Thursday, May 14, 2009

More about Las Vegas

Foreclosures are up just about everywhere, we suppose, but nowhere more than ... you guessed it - Las Vegas, Nevada. Quite recently The Frugal Scotsman discussed Las Vegas as a bellweather of foreclosure catastrophe. In the post, he surmised basically everyone in Las Vegas with a mortgage is 'underwater' - owing more than their property is worth.

Well, we discovered in this CNNMoney.com article that fully one in fifty-six households in Las Vegas suffered foreclosure process last month alone. Unfortunately, the article does not define household precisely. If it did, we would know if that meant households in general - owners and renters alike - or if it meant households that are owners. If it is the former, since about half of households own with a mortgage, the rate would be approximately one in thirty households with a mortgage...in one month!

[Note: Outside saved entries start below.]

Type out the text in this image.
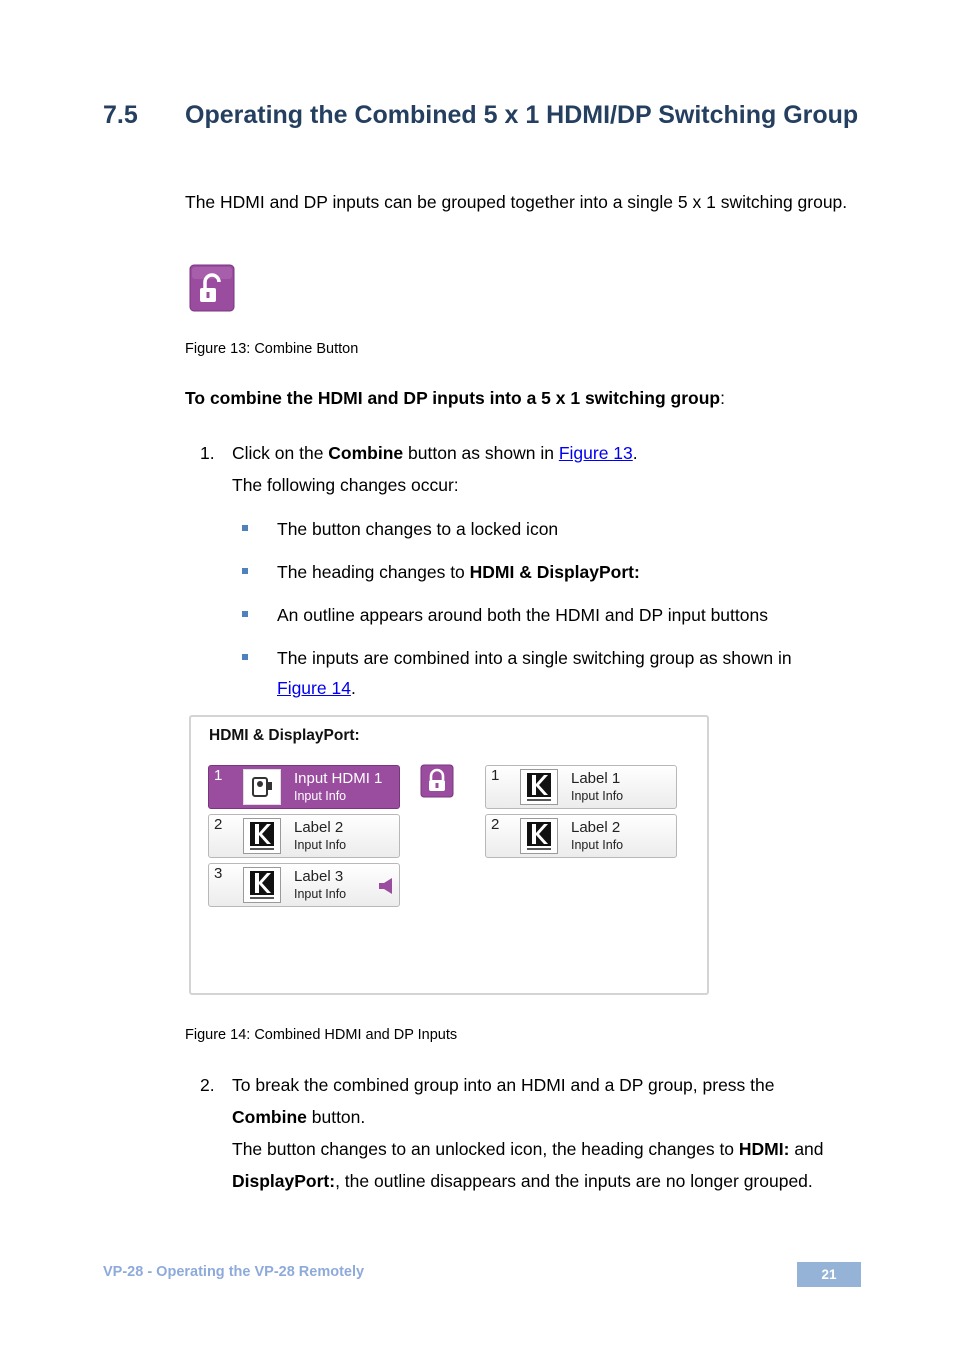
7.5 Operating the Combined 5 x 1 HDMI/DP Switching Group
The HDMI and DP inputs can be grouped together into a single 5 x 1 switching group.
Figure 13: Combine Button
To combine the HDMI and DP inputs into a 5 x 1 switching group:
1. Click on the Combine button as shown in Figure 13.
The following changes occur:
The button changes to a locked icon
The heading changes to HDMI & DisplayPort:
An outline appears around both the HDMI and DP input buttons
The inputs are combined into a single switching group as shown in
Figure 14.
HDMI & DisplayPort:
1	Input HDMI 1
Input Info
2	Label 2
Input Info
3	Label 3
Input Info
1	Label 1
Input Info
2	Label 2
Input Info
Figure 14: Combined HDMI and DP Inputs
2. To break the combined group into an HDMI and a DP group, press the
Combine button.
The button changes to an unlocked icon, the heading changes to HDMI: and
DisplayPort:, the outline disappears and the inputs are no longer grouped.
VP-28 - Operating the VP-28 Remotely	21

At that rate, should it continue, it would take but a few years to achieve complete Real Estate Gotterdammerung - wipe out for every mortgage holder: either walking away, or having a date with some deputies. We do not see this being particularly unlikely.

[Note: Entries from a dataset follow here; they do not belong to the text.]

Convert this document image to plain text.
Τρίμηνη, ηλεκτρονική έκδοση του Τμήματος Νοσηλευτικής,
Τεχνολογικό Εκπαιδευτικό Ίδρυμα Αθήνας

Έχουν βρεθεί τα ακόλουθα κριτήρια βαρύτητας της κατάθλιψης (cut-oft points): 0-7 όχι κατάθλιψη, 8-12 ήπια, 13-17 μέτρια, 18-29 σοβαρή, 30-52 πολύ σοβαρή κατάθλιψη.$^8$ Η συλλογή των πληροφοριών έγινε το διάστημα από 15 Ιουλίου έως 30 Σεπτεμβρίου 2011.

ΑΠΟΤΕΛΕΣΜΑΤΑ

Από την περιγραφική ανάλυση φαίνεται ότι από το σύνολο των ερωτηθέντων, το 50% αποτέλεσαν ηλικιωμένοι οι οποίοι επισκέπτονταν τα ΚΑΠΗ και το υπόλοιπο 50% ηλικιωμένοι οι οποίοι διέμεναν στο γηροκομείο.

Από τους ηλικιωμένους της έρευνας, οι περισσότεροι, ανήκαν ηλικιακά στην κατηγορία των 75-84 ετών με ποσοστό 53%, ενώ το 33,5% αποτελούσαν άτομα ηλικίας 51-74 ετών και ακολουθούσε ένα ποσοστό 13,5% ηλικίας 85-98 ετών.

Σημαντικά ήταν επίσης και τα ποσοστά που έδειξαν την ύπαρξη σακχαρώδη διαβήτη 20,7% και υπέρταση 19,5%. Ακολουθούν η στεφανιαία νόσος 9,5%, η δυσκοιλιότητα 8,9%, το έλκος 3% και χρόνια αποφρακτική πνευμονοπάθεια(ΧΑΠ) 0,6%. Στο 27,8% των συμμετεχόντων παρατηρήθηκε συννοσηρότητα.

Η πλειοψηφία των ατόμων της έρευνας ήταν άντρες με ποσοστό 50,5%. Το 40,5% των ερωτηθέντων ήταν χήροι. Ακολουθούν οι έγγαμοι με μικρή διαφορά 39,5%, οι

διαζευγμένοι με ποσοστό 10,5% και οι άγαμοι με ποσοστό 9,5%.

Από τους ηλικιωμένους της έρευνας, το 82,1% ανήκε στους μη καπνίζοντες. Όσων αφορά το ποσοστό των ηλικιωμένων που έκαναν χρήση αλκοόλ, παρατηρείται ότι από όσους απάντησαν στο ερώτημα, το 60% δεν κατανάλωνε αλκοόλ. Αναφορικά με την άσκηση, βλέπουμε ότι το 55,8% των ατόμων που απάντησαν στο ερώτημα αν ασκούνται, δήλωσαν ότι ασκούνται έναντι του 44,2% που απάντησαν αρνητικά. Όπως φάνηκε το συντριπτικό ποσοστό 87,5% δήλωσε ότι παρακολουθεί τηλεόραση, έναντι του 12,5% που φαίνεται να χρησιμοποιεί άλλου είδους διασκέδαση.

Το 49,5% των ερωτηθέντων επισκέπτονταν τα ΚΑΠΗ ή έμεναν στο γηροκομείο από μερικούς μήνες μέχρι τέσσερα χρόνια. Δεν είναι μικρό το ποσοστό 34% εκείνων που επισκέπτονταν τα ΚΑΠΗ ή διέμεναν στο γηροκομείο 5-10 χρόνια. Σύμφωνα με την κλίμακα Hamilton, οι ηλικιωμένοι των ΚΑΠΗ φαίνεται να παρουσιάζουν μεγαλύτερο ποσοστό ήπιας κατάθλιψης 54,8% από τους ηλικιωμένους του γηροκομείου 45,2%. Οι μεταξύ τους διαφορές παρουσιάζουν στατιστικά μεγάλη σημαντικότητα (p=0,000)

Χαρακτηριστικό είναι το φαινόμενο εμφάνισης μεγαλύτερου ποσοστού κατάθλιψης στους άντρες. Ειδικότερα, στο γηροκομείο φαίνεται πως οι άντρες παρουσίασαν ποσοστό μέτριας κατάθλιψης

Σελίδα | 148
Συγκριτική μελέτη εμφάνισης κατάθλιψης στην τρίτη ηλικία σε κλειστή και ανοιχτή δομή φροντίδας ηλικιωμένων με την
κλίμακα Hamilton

Even if the article were using a non-standard definition of household to mean homeowner, it would be still approximately one in forty homeowners with mortgages facing losing their houses.

Like the apocryphal lemmings going over the cliff, participants in the Great Las Vegas Housing Bubble seem to have experienced herd behaviour at its worst and are paying the price. Las Vegas is the worst in the USA for now, but only because it represents the non plus ultra of how bad things can get.

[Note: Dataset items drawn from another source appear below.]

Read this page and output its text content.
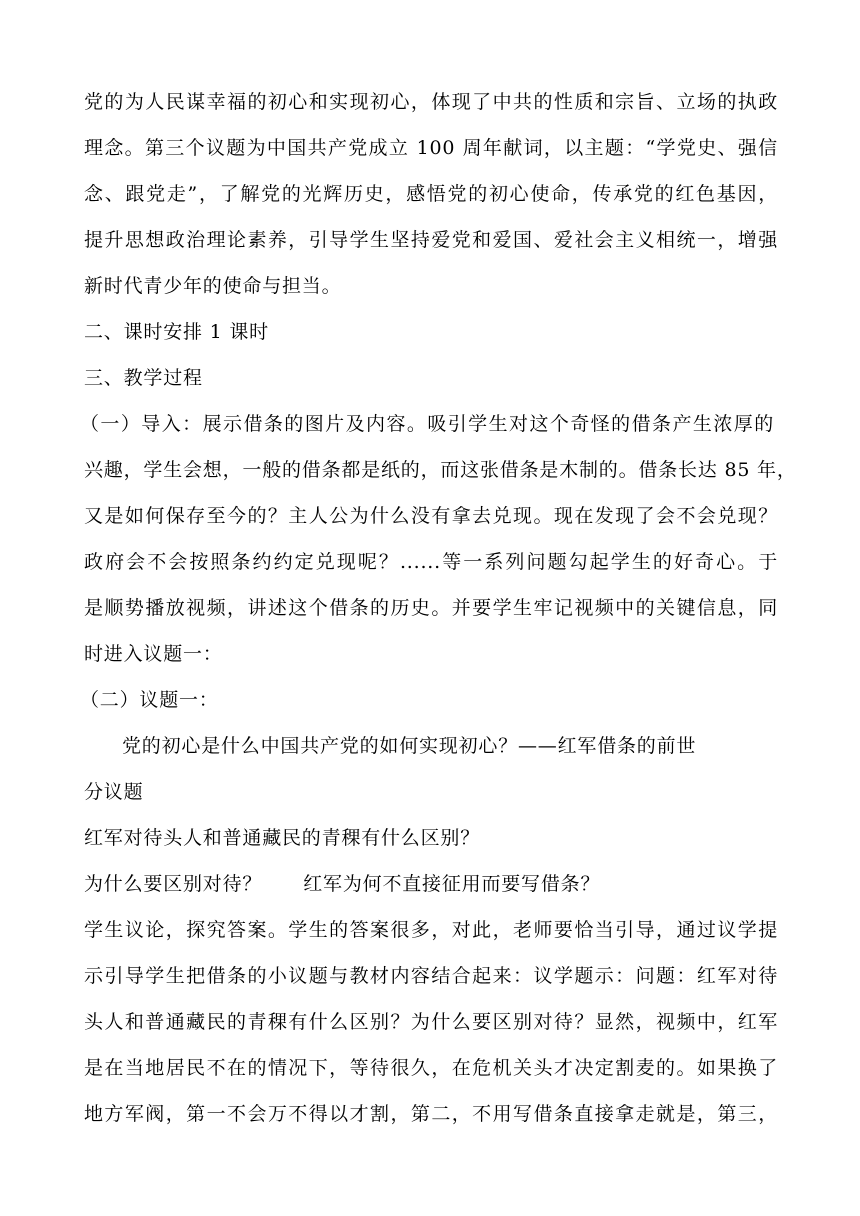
党的为人民谋幸福的初心和实现初心，体现了中共的性质和宗旨、立场的执政
理念。第三个议题为中国共产党成立 100 周年献词，以主题：“学党史、强信
念、跟党走”，了解党的光辉历史，感悟党的初心使命，传承党的红色基因，
提升思想政治理论素养，引导学生坚持爱党和爱国、爱社会主义相统一，增强
新时代青少年的使命与担当。
二、课时安排 1 课时
三、教学过程
（一）导入：展示借条的图片及内容。吸引学生对这个奇怪的借条产生浓厚的
兴趣，学生会想，一般的借条都是纸的，而这张借条是木制的。借条长达 85 年，
又是如何保存至今的？主人公为什么没有拿去兑现。现在发现了会不会兑现？
政府会不会按照条约约定兑现呢？......等一系列问题勾起学生的好奇心。于
是顺势播放视频，讲述这个借条的历史。并要学生牢记视频中的关键信息，同
时进入议题一：
（二）议题一：
党的初心是什么中国共产党的如何实现初心？——红军借条的前世
分议题
红军对待头人和普通藏民的青稞有什么区别？
为什么要区别对待？      红军为何不直接征用而要写借条？
学生议论，探究答案。学生的答案很多，对此，老师要恰当引导，通过议学提
示引导学生把借条的小议题与教材内容结合起来：议学题示：问题：红军对待
头人和普通藏民的青稞有什么区别？为什么要区别对待？显然，视频中，红军
是在当地居民不在的情况下，等待很久，在危机关头才决定割麦的。如果换了
地方军阀，第一不会万不得以才割，第二，不用写借条直接拿走就是，第三，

We have no doubt that many other cities, and indeed even whole regions, will suffer similar fates. As much as one-third of householders will be removing to rentals, friends, relatives, shelters, or the streets (depending on their resources) in the space of a few years. But this is only a portion of what is shaping up to be the greatest economic calamity in the nation's history. Mass unemployment, underemployment and widespread ruin are developing concurrently.